We’re not here to encourage risk or reckless choices. Testing and treatment matter, and many people are doing careful, thoughtful work with clinicians they trust. At the same time, illness is lived continuously, not episodically, and much of what shapes outcomes happens between visits, outside results, and over time.
People are already navigating uncertainty. They are already trying to understand what’s helping, what isn’t, and what’s changing. That reality deserves to be seen clearly, spoken in one’s own words, and held responsibly.
The data belongs to the people who create it. Before it’s ever useful to anyone else, it serves one essential function: clarity for yourself so you’re not navigating this alone, in the dark, one isolated decision at a time.
The aim that we should all have is to suffer less.

A final note:
Lyme disease is biologically specific. But that precision is not how the term is commonly used. “Lyme,” “Lyme disease,” and “chronic Lyme” function as blanket terms people use to describe a broad and confusing range of ongoing illnesses they’re trying to make sense of. This isn’t a failure of language, it’s how humans communicate under uncertainty. Expecting experience to conform neatly to categories misunderstands how people live and speak. Listening to experience as it’s actually described yields clarity, continuity, and patterns that would otherwise likely be lost.

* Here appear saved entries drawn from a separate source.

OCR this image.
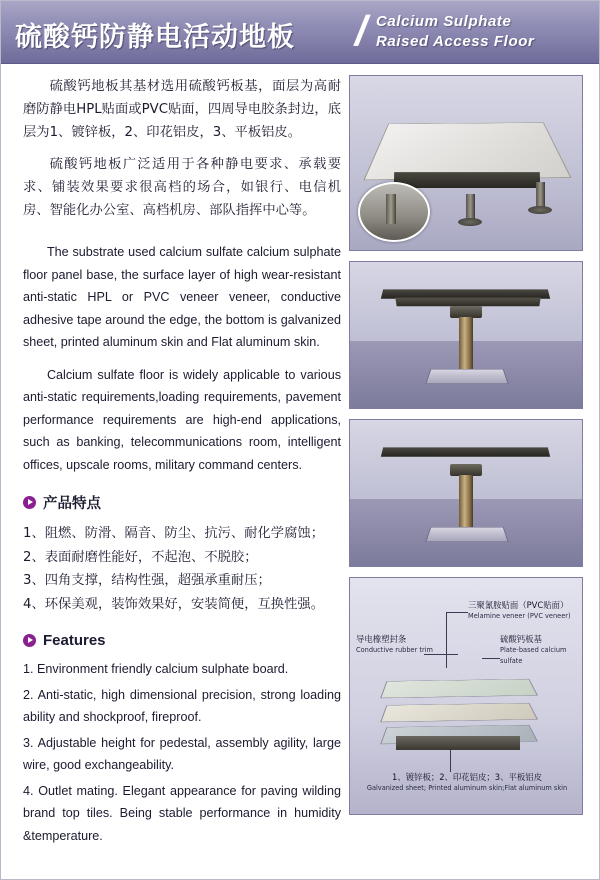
硫酸钙防静电活动地板 / Calcium Sulphate
Raised Access Floor

硫酸钙地板其基材选用硫酸钙板基，面层为高耐磨防静电HPL贴面或PVC贴面，四周导电胶条封边，底层为1、镀锌板，2、印花铝皮，3、平板铝皮。

硫酸钙地板广泛适用于各种静电要求、承载要求、铺装效果要求很高档的场合，如银行、电信机房、智能化办公室、高档机房、部队指挥中心等。

The substrate used calcium sulfate calcium sulphate floor panel base, the surface layer of high wear-resistant anti-static HPL or PVC veneer veneer, conductive adhesive tape around the edge, the bottom is galvanized sheet, printed aluminum skin and Flat aluminum skin.

Calcium sulfate floor is widely applicable to various anti-static requirements,loading requirements, pavement performance requirements are high-end applications, such as banking, telecommunications room, intelligent offices, upscale rooms, military command centers.

产品特点
1、阻燃、防滑、隔音、防尘、抗污、耐化学腐蚀；
2、表面耐磨性能好，不起泡、不脱胶；
3、四角支撑，结构性强，超强承重耐压；
4、环保美观，装饰效果好，安装简便，互换性强。
Features
1. Environment friendly calcium sulphate board.
2. Anti-static, high dimensional precision, strong loading ability and shockproof, fireproof.
3. Adjustable height for pedestal, assembly agility, large wire, good exchangeability.
4. Outlet mating. Elegant appearance for paving wilding brand top tiles. Being stable performance in humidity &temperature.
三聚氰胺贴面（PVC贴面）
Melamine veneer (PVC veneer)
导电橡塑封条
Conductive rubber trim
硫酸钙板基
Plate-based calcium sulfate
1、镀锌板；2、印花铝皮；3、平板铝皮
Galvanized sheet; Printed aluminum skin;Flat aluminum skin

Clinically, Lyme is defined as a single infection of Borrelia burgdorferi, a necessary simplification that allows medicine to diagnose and treat. But when the illness is confined to a single organism, what doesn’t resolve neatly afterward is often displaced into separate categories, rather than understood as part of a continuing experience.
Lyme begins with a tick, not a lab result. A tick bite is a vector-borne event: complex, mixed, and not fully reducible to a single organism. When people speak from this frame, they’re responding to the exposure as it occurred, not just to what can be clinically separated from it.
Others mean Lyme as a medical diagnosis, defined by criteria, tests, and treatment guidelines. This works when cases follow expected patterns. But many of us don’t fit those patterns, and once you fall outside them, the diagnosis stops explaining what’s happening, even while the illness continues.
For many, Lyme is what didn’t end when treatment did. Symptoms change, move, and persist in ways that are hard to explain or prove. When this experience can be dismissed because it doesn’t fit a clean definition, that’s where frustration and distrust really take hold.
From my experince, Lyme stops looking like a single event and starts looking like a path. Something that unfolds through infections, immune responses, treatments, and partial recoveries. What matters isn’t just whether one thing is present, but what never fully returned to baseline. This frame exists because none of the others can hold the whole story on their own.
The Lyme debate isn't heated because people are careless or dishonest. It’s heated because we’re often using the same word to mean entirely different things. Until we’re clearer about the language we’re using: disease versus illness, organism versus experience, we’ll keep arguing past each other, even when we’re describing real, overlapping truths.